Understanding why super() is deprecated in a React class component

I'm new to React and I'm learning about the React component lifecycle with the latest version of React. My "super" call of the partial code below is flagged with the deprecated warning shown. I've had trouble understanding this one, as a lot of documentation out there still uses "super", and I'm not sure what the successor is, even from the full article linked in the feedback. Any ideas? Thanks.

class App extends Component {
  constructor(props) {
    super(props);
  }
}

Here is the warning:

constructor React.Component<any, any, any>(props: any, context?: any): React:Component<any, any, any> (+1 overload)
@deprecated
@see - https://reactjs.org/docs/legacy-context.html
'(props: any, context?: any): Component<any, any, any>' is deprecated ts(6385)

Solution 1:

You need super(props); only if you gonna use this.props in the constructor. Otherwise you can use super(); If you use super(); in the constructor it is not a problem that outside of the constructor you will call this.props. You can read about it in the following link: https://overreacted.io/why-do-we-write-super-props/

class Button extends React.Component {
  constructor(props) {
    super(); //we forgot to pass props
    console.log(props); //{}
    console.log(this.props); //undefined
  }
  // ...
}

It can be even more challenging if this happens in some method that's called from the constructor. And that's why I recommend always passing down super(props), even through it isn't necessary.

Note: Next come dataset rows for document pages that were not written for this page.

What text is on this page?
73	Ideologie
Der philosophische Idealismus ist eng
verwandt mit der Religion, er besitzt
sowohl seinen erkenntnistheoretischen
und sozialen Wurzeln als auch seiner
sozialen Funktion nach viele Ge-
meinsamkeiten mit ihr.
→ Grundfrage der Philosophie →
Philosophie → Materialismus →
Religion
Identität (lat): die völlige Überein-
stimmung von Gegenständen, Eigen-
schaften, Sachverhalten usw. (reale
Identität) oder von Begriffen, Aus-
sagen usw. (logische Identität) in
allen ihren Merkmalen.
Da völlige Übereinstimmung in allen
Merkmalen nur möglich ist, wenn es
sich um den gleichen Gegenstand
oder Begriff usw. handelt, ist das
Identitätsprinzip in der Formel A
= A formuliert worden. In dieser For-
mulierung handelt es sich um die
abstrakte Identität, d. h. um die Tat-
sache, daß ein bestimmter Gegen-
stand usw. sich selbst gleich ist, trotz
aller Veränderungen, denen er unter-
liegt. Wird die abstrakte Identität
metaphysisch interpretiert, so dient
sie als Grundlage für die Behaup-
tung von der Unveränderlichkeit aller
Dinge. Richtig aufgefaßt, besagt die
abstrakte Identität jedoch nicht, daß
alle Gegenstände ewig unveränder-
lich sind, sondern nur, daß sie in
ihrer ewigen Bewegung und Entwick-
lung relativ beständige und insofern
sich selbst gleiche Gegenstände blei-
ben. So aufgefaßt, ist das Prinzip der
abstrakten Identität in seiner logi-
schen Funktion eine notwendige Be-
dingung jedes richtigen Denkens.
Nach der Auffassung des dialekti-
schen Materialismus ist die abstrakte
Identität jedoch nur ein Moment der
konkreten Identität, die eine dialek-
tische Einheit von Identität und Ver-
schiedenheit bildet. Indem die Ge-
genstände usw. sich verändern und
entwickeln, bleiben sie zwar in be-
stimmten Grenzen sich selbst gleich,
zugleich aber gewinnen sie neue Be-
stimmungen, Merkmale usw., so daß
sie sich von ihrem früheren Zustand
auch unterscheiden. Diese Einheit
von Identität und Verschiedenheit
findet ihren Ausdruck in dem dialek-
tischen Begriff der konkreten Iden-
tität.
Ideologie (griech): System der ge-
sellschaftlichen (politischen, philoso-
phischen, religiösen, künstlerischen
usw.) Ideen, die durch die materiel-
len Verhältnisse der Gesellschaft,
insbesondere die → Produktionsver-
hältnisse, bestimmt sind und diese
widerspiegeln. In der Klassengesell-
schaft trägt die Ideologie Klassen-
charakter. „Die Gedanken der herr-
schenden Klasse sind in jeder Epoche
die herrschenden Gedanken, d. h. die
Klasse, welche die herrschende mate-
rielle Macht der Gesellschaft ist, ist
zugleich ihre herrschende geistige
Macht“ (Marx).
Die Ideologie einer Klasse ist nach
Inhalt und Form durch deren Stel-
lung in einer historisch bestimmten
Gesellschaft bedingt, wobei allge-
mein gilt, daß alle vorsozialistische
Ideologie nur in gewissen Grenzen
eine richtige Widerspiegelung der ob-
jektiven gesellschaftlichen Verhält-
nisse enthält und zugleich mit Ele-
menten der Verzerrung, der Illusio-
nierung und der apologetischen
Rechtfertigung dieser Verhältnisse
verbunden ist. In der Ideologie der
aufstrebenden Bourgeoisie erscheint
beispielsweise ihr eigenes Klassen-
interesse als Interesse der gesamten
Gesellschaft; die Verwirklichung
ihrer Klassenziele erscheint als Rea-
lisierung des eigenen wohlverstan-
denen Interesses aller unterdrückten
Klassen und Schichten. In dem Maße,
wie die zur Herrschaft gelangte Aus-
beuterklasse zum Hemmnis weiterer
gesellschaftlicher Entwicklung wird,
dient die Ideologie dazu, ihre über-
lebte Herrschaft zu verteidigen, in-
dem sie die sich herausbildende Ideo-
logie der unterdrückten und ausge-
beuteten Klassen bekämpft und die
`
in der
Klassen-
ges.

class Button extends React.Component {
  constructor(props) {
    super(props); //we passed props
    console.log(props); //{}
    console.log(this.props); //{}
  }
  // ...
}

Solution 2:

super(props); isn't deprecated yet. The deprecation message actually caused from a bug in React's type definition file and is already fixed as of @types/react 16.9.51. Just upgrade the package and you're good to go:

npm install @types/react

Solution 3:

It looks like the optional context parameter is deprecated because it refers to the legacy React context (pre v16.3). What version of React are you using?

https://reactjs.org/docs/legacy-context.html

I have not used React with TypeScript. Maybe React mappings are out of date.

Solution 4:

I think this is a bug in jslint. The code obviously isn't using the context parameter.